23 Mayıs 2011 Pazartesi

İnsanın hayatta yapabileceği en kolay şeylerden biri nerede olduğunu kollamak sanırım. Ancak pek zor bir şey var ki, o da sahip olduğunuz konumunun (fiziksel ve mental lokasyonun) sizi götüreceği yere karar vermektir.

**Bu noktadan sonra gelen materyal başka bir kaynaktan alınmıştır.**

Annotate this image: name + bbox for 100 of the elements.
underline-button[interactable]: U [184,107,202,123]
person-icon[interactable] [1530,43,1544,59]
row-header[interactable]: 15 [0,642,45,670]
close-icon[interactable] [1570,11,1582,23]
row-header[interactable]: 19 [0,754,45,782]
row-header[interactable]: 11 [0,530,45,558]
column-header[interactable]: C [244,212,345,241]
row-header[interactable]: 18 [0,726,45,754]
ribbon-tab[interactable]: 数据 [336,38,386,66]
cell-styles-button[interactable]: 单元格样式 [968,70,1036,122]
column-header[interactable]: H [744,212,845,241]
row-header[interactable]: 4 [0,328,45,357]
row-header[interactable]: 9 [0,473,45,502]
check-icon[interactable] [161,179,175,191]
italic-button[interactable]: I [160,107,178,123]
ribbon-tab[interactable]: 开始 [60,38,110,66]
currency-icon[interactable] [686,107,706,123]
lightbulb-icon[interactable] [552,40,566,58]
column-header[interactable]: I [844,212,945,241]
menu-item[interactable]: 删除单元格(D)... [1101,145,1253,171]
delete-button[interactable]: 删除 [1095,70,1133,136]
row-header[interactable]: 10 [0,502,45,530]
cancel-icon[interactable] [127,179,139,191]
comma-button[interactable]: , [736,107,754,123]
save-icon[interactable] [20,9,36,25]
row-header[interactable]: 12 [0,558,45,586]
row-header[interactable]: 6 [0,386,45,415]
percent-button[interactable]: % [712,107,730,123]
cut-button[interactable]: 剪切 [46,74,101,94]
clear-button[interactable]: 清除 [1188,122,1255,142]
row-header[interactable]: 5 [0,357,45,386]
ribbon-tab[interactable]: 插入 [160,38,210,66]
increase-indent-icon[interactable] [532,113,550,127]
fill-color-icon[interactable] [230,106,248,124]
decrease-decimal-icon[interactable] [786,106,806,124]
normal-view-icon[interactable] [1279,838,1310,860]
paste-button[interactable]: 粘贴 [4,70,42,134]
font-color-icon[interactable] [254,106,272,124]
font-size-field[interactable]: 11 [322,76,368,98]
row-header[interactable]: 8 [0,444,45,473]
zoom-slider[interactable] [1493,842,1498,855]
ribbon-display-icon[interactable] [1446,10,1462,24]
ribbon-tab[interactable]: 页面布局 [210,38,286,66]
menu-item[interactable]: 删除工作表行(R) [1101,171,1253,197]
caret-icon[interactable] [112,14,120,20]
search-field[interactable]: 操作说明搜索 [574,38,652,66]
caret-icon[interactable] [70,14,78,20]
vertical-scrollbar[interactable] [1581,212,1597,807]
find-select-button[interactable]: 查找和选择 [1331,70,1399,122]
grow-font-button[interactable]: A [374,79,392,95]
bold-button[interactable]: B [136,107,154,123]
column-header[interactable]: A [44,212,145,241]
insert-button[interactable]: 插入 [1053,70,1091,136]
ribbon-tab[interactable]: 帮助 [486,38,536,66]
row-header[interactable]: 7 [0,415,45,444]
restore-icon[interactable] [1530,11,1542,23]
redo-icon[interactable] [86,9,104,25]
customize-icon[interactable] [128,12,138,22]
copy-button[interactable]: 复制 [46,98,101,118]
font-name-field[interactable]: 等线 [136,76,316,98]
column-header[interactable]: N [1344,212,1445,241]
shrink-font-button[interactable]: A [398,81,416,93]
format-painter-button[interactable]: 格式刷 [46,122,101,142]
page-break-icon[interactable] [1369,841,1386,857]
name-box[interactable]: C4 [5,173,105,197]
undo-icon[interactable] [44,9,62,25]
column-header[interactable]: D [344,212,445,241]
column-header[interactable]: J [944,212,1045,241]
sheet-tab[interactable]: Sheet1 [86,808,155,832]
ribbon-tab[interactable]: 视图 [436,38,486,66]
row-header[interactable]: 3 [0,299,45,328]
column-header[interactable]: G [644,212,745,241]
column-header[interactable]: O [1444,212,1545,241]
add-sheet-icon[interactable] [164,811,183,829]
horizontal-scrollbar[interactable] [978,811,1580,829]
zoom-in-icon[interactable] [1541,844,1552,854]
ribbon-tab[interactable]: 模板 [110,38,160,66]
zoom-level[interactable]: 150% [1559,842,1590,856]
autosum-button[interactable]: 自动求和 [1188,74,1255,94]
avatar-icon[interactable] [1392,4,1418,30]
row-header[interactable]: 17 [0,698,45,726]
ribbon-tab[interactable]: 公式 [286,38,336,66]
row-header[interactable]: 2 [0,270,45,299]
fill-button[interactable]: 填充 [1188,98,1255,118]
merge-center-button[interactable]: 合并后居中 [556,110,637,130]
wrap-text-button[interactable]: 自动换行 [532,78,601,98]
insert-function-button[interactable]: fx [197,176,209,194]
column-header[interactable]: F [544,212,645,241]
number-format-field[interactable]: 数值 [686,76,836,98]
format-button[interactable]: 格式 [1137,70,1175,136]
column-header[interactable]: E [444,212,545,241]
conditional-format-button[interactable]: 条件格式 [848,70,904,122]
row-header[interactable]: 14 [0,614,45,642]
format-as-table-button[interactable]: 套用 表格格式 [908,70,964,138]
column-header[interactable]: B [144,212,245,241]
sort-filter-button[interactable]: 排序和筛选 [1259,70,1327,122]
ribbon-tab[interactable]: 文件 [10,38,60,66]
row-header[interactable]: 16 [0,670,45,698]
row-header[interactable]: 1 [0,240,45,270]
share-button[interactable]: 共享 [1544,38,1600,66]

Son zamanlarda özellikle yapmaya çalıştığım bir şey var. Sanki yaşadığım habitatın içine bir anda düşmüş de, insanları ilk defa görmüşüm gibi yapıyorum. İlk izlenim evresinden önceye dönmeye çalışıyorum. Çoçukken konuştuğumuz dil için yapardım, sonra da sözlerini anladığım ingilizce şarkılar için falan yapmaya sanırım. Bazen aynaya bakıp sanki ilk defa görmüşüm gibi yapıyorum. Bir garip oluyorum tabi ama çok kısa süreliğine tabi ki. Etrafımdaki insanlara hiç tanımamışım gibi bakmaya çalışınca, çok acayip hislere kapılıyorum. Hissizleşiyorum bir miktar sanırım, bu da benim için epey acayip bir şey.

Bu deneysel(!) çalışmamdan sonra, yaşanılan deneyimlerin insan kişiliğine ne ölçüde katkı sağladığı üzerine birazcık düşündüm. Hala düşünmekteyim.
Sanatı sanat olarak irdelemeye çalışan, akımların ürünleri (yapıtları), şu modern sanat eserleri diyebileceğimiz acayip şeyleri oluşturuyor(Bkz. Fluxus). Sanat olgusunu tamamiyle estetikten, dilden, gelenekten genel anlamda tüm deneyimlerden ayırmaya çalışıyorlar. En nihayetinde garip şeyler oluyor. Onları da acayip buluyorum.




Rihanna' nın renkli halleri çok hoşuma gidiyor. Kadınlarımızı, kızlarımızı kesinlikle spora çağırıyorum.